Afrique Sub-Saharienne

  • La sécheresse empêche le planning familial au Kenya

    Abjata Khalif

    02/05/16

Lecture rapide

  • Le changement climatique décime les arbres utilisés pour la planification familiale

  • Les guérisseurs traditionnels font état d'une pénurie de plantes médicinales

  • Pour des raisons religieuses, la population rurale préfère les herbes aux méthodes conventionnelles

[Garissa, KENYA] Selon les guérisseurs traditionnels, les effets des changements climatiques sur les zones semi-arides du nord du Kenya affectent les méthodes traditionnelles de planification familiale utilisées par des milliers de ménages.
 
Les sécheresses prolongées et des températures élevées ont décimé les arbres utilisés dans la production de diverses concoctions de plantes utilisées depuis des générations pour les besoins de la planification familiale.
 
Les magasins traditionnels de vente de plantes connaissent une diminution des stocks et sont pris d'assaut par des milliers d'éleveurs en provenance de villages éloignés, le long de la frontière entre le Kenya et la Somalie. 

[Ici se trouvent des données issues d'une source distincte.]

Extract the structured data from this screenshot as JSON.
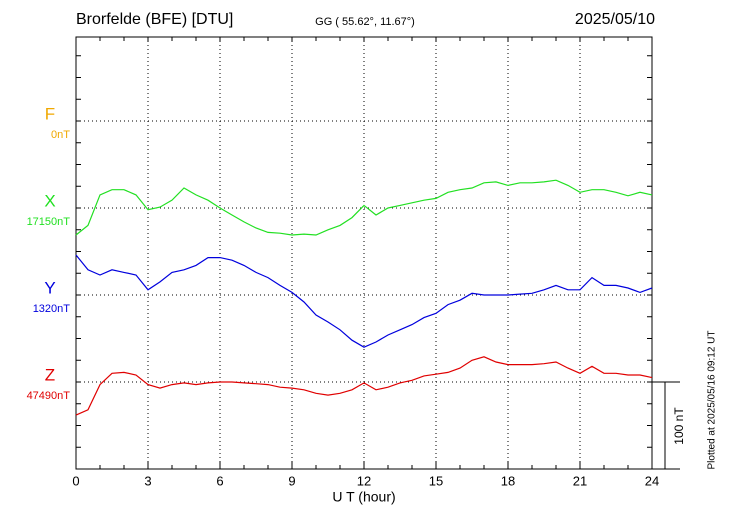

“Les services de planification familiale ici à Dadajibula sont à bout et nos approvisionnements ne peuvent tenir jusqu'au mois prochain.”

Qali Hassan, village de Dadajibula, Kenya

 

 
Lors des visites dans les magasins traditionnels, les guérisseuses traditionnelles qui servent aussi comme accoucheuses, éduquent les femmes sur les cycles de la fertilité et diverses plantes utilisées dans la planification familiale, issues d'arbres tels  que Balanites aegyptiacea et Acacia.
 
"La phytothérapie joue un rôle clé dans la fourniture de soins de santé alternatifs aux personnes vivant dans les zones rurales du Kenya et il est grand temps que le gouvernement et d'autres intervenants apprécient [le] rôle joué par le secteur et travaillent sur un mécanisme d'intégration dans le système de santé moderne", estime Julius Mwangi, professeur de pharmacognosie à l'Université de Nairobi.
 
Julius Mwangi exhorte le Kenya à suivre l'exemple de la Tanzanie, où la pratique de la médecine complémentaire et alternative a été intégrée dans les systèmes de santé.
 
Qali Hassan, guérisseuse traditionnelle et gérante d'un magasin de plantes médicinales dans le village de Dadajibula, a déclaré à SciDev.Net qu'elle avait reçu un millier de clients en provenance d'autres villes et villages en quête de plantes, mais elle n'avait pas suffisamment de stocks, en raison de la forte demande et de la faiblesse des approvisionnements.
 
"Les services de planification familiale ici à Dadajibula sont soumis à une forte pression et nos approvisionnements ne peuvent durer jusqu'au prochain mois, quand nous serons obligés de fermer le "magasin" et de prier pour une intervention divine", affirme Qali Hassan.

Elle poursuit en disant que "nous nous attendions à ce que les pluies liées à El-Nino tombent pour faire changer les choses afin que nous obtenions des fleurs et des feuilles pour produire des concoctions et des pilules à base de plantes mensuelles mais nous n'avons connu que des pluies sporadiques, ainsi que des crues soudaines en provenance des hauts plateaux éthiopiens qui ont balayé les villages frontaliers."
 
Qali Hassan ajoute que les clients concernés ont maintenant recours à l'espacement des naissances par l'allaitement prolongé et l'abstinence de rapports sexuels réguliers.
 
Halima Adow, une cliente du village de Saretho dans la région de Dadaab, affirme avoir épuisé ses concoctions de planification familiale à base de plantes, ce qui l'a forcée à vendre ses deux chèvres émaciées pour s'approvisionner auprès de magasins situés dans la lointaine localité de Dadajibula, mais ses réserves risquent de s'épuiser bientôt.
 
"J'ai utilisé ces méthodes traditionnelles pendant vingt ans maintenant et elles ont produit de bons résultats. Les recettes sont fabriquées à partir d'arbres connus. Ce qui est disponible dans les hôpitaux n'est pas receommandé par ma religion islamique", explique encore Halima dow.
 
La jeune femme ajoute qu'elle utilise des pilules au 7ème jour de son cycle menstruel et un autre au 13ème jour, pour les besoins de la planification familiale et pour se donner suffisamment de temps pour élever des chèvres.
 
Abajillo Jaldesa, un gynécologue travaillant dans le comté de Garissa, dans le nord du Kenya, a déclaré à SciDev.Net que "la méthode est sûre et la concoction et les médicaments sont préparés par des personnes âgées avec une maîtrise des connaissances autochtones. Elle est une alternative locale à la méthode de planification familiale classique abhorrée par la population locale, en raison des contraintes religieuses."